Ever faithfully blooming down in the very lower left hand corner of the weary yet charming old graveyard, I intensely desired to pluck up some the sweet lily of the valley, but I understood it was forbidden to take flowers away from this place, and the tiny flowers appeared just the same every year. The rose bush was just as constant a friend, and every spring time blossomed delicately pink with the deeper pink buds. I loved he tiny buds the best. These were directly in back of the larger important looking headstone middle way down the same left hand side of the yard. I am surprised at the resiliency and enduring genetic heritage of such plants. The pink rose bush had always been there as long as my mother could remember, and in the spring of 2007, my three year old granddaughter saw them there. Revisiting the peaceful place after my mother’s passing eleven years earlier, these memories were my guide in that summer in 1998.
Aunt Martha and Aunt Eva both confirmed to me that although nothing but fragrant bunches of lilacs along with fresh faced daisies in coffee cans marked their graves seasonally, directly across from Grammy Emma and Grandfather Frank, Emma’s mother and father, Julia Marie Burns Ashe, and Walter Ashe were also laid to rest. So who were the rest of these marked graves that seemed significant during the childhood visits?

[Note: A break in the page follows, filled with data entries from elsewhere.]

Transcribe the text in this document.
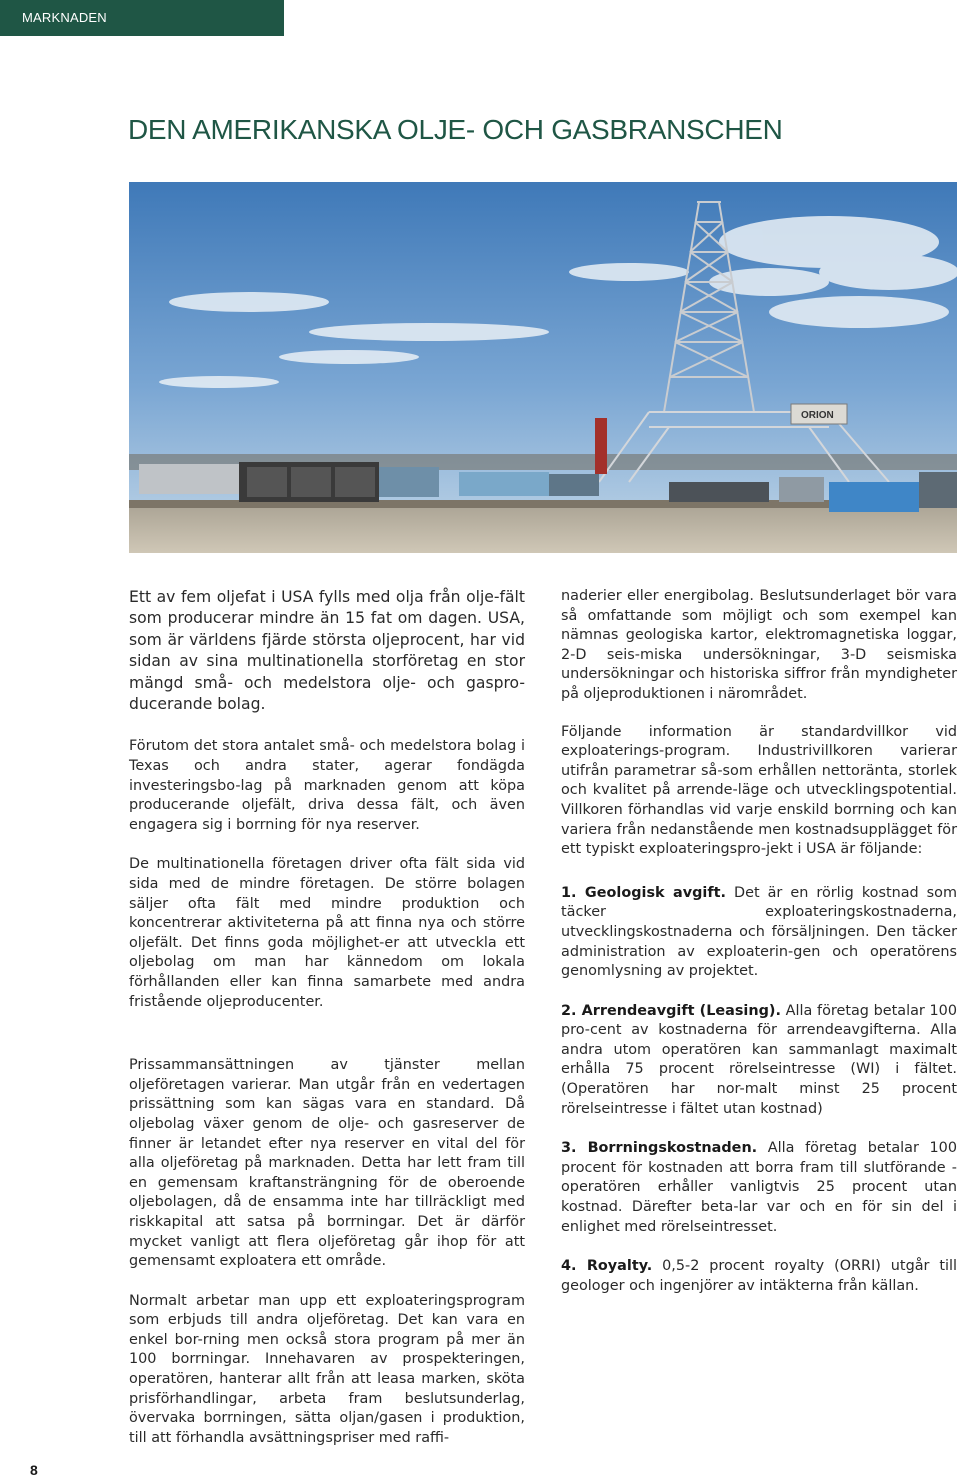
MARKNADEN
DEN AMERIKANSKA OLJE- OCH GASBRANSCHEN
ORION

Ett av fem oljefat i USA fylls med olja från olje-fält som producerar mindre än 15 fat om dagen. USA, som är världens fjärde största oljeprocent, har vid sidan av sina multinationella storföretag en stor mängd små- och medelstora olje- och gaspro-ducerande bolag.

Förutom det stora antalet små- och medelstora bolag i Texas och andra stater, agerar fondägda investeringsbo-lag på marknaden genom att köpa producerande oljefält, driva dessa fält, och även engagera sig i borrning för nya reserver.

De multinationella företagen driver ofta fält sida vid sida med de mindre företagen. De större bolagen säljer ofta fält med mindre produktion och koncentrerar aktiviteterna på att finna nya och större oljefält. Det finns goda möjlighet-er att utveckla ett oljebolag om man har kännedom om lokala förhållanden eller kan finna samarbete med andra fristående oljeproducenter.

Prissammansättningen av tjänster mellan oljeföretagen varierar. Man utgår från en vedertagen prissättning som kan sägas vara en standard. Då oljebolag växer genom de olje- och gasreserver de finner är letandet efter nya reserver en vital del för alla oljeföretag på marknaden. Detta har lett fram till en gemensam kraftansträngning för de oberoende oljebolagen, då de ensamma inte har tillräckligt med riskkapital att satsa på borrningar. Det är därför mycket vanligt att flera oljeföretag går ihop för att gemensamt exploatera ett område.

Normalt arbetar man upp ett exploateringsprogram som erbjuds till andra oljeföretag. Det kan vara en enkel bor-rning men också stora program på mer än 100 borrningar. Innehavaren av prospekteringen, operatören, hanterar allt från att leasa marken, sköta prisförhandlingar, arbeta fram beslutsunderlag, övervaka borrningen, sätta oljan/gasen i produktion, till att förhandla avsättningspriser med raffi-

naderier eller energibolag. Beslutsunderlaget bör vara så omfattande som möjligt och som exempel kan nämnas geologiska kartor, elektromagnetiska loggar, 2-D seis-miska undersökningar, 3-D seismiska undersökningar och historiska siffror från myndigheter på oljeproduktionen i närområdet.

Följande information är standardvillkor vid exploaterings-program. Industrivillkoren varierar utifrån parametrar så-som erhållen nettoränta, storlek och kvalitet på arrende-läge och utvecklingspotential. Villkoren förhandlas vid varje enskild borrning och kan variera från nedanstående men kostnadsupplägget för ett typiskt exploateringspro-jekt i USA är följande:

1. Geologisk avgift. Det är en rörlig kostnad som täcker exploateringskostnaderna, utvecklingskostnaderna och försäljningen. Den täcker administration av exploaterin-gen och operatörens genomlysning av projektet.

2. Arrendeavgift (Leasing). Alla företag betalar 100 pro-cent av kostnaderna för arrendeavgifterna. Alla andra utom operatören kan sammanlagt maximalt erhålla 75 procent rörelseintresse (WI) i fältet. (Operatören har nor-malt minst 25 procent rörelseintresse i fältet utan kostnad)

3. Borrningskostnaden. Alla företag betalar 100 procent för kostnaden att borra fram till slutförande - operatören erhåller vanligtvis 25 procent utan kostnad. Därefter beta-lar var och en för sin del i enlighet med rörelseintresset.

4. Royalty. 0,5-2 procent royalty (ORRI) utgår till geologer och ingenjörer av intäkterna från källan.

8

I took down the names and dates and it wasn’t long before I figured out five generations of Ashes were buried here. My mother, Evelyn Phoebe Berwick Tripp, since 1987 had joined the rest. Evelyn’s mother and father, Emma Bertha Davis Ashe Berwick, along with her husband Frank Bazil (Basil?) Berwick. Emma’s mom and dad with no grave markers at all were Walter R. Ashe and Julia Burns. Julia’s relatives are buried in Hebron, Maine, while Walter’s are, ah ha!, down in the lower left hand lily of the valley corner, Benjamin F. Ashe and Sarah Keen. Then the rose bush people were John Ashe, etched proudly on his tombstone is the phrase, “born in Scotland”, and Polly Richardson, apparently equally proudly, was “born in Buckfield”.